Tumour Suppressors - Patricia Muller

After a PhD in copper metabolism at the University of Utrecht (the Netherlands), Patricia started her postdoctoral career in 2008 at the CRUK Beatson Institute in Glasgow in Karen Vousden’s lab. She obtained a personal Rubicon fellowship from the NWO (a Dutch scientific organisation) to work on mutant p53 function in metastasis for three years. This project resulted in a publication in Cell in 2009 and allowed for an extension of her postdoctoral position on an AICR grant with Karen Vousden for two years. Patricia continued her career with a Sir Henry Dale fellowship from the Wellcome Trust/Royal Society in 2013 at the MRC Toxicology Unit on the function of mutant p53 in chemoresistance. She received an early career award from the Biochemical Society in 2015.


TP53 is the most frequently mutated gene in human cancers. The p53 protein is a transcription factor that acts as a major switch in decisions as to whether a cell lives or dies in response to various stresses.

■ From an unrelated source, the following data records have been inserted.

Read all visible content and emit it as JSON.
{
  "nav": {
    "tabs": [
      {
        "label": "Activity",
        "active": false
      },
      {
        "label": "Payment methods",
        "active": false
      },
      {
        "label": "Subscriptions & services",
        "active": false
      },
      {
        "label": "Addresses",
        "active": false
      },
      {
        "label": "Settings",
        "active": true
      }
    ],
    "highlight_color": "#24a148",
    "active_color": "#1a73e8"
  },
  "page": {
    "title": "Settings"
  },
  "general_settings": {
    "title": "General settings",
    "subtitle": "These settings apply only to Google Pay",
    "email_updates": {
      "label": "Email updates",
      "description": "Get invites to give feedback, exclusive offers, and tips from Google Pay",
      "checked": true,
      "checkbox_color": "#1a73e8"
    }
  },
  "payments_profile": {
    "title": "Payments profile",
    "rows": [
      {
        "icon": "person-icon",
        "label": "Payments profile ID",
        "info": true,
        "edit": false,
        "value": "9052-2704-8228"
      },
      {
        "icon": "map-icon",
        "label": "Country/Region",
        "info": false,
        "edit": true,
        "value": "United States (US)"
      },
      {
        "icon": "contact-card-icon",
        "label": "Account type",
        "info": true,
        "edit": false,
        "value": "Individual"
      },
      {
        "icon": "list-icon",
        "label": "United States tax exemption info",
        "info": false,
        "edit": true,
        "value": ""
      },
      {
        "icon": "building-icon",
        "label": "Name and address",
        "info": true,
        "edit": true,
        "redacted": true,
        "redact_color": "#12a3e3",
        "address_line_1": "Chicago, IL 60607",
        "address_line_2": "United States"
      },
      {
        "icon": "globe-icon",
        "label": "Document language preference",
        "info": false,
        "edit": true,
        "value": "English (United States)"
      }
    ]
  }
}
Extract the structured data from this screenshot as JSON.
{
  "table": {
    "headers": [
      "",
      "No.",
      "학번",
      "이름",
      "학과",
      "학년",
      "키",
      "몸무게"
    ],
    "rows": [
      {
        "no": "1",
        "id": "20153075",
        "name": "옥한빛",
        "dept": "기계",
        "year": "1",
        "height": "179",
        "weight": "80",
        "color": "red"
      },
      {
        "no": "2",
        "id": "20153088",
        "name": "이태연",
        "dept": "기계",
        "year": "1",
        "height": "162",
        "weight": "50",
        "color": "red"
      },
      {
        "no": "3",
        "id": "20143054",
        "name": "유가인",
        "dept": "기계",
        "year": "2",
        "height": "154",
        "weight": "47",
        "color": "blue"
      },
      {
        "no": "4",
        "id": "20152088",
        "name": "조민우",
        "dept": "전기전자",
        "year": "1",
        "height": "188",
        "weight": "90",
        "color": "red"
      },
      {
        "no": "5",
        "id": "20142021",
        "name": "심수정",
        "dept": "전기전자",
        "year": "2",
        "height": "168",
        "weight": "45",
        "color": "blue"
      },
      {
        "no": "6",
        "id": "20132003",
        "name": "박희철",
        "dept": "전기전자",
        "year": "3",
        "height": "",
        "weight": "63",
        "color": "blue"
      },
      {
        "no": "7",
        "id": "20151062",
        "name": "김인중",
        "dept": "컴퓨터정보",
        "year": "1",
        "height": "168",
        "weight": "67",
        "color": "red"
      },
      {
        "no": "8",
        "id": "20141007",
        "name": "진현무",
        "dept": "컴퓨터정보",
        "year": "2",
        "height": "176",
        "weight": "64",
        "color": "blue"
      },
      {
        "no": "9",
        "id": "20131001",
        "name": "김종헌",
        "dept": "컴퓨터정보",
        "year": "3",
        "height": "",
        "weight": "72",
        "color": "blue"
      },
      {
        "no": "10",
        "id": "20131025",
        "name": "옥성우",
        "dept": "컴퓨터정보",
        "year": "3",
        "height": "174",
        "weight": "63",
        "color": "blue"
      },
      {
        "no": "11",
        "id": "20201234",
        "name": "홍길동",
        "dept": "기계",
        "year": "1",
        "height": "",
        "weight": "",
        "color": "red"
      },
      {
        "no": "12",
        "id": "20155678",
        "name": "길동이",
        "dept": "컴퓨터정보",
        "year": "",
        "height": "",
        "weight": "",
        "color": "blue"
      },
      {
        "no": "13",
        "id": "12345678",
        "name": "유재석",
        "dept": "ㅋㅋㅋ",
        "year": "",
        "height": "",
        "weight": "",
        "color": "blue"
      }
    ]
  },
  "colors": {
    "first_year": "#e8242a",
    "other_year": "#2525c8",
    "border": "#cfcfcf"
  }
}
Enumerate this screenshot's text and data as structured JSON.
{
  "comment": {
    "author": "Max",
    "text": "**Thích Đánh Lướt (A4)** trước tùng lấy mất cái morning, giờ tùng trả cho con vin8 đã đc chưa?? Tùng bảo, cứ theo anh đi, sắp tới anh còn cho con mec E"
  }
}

In many cancers, p53 function is inactivated due to mutations that either lead to a loss of expression or expression of mutant forms of the protein. Nearly all amino acids within p53 can be found mutated, giving rise to thousands of different mutant p53 proteins. Some of these occur more frequently than others and have been investigated in more detail. From this work it is clear that these mutants not only display a loss of p53 function, but can also gain novel functions in promoting tumourigenesis, inducing invasion or acquiring chemoresistance. Some of these novel functions seem to rely on an ability of mutant p53 cells to engulf other cells (Figure 1). In our lab we are using cellular and animal models to explore the molecular mechanisms underlying the novel gain-of-functions and to understand the role of cell engulfment in these.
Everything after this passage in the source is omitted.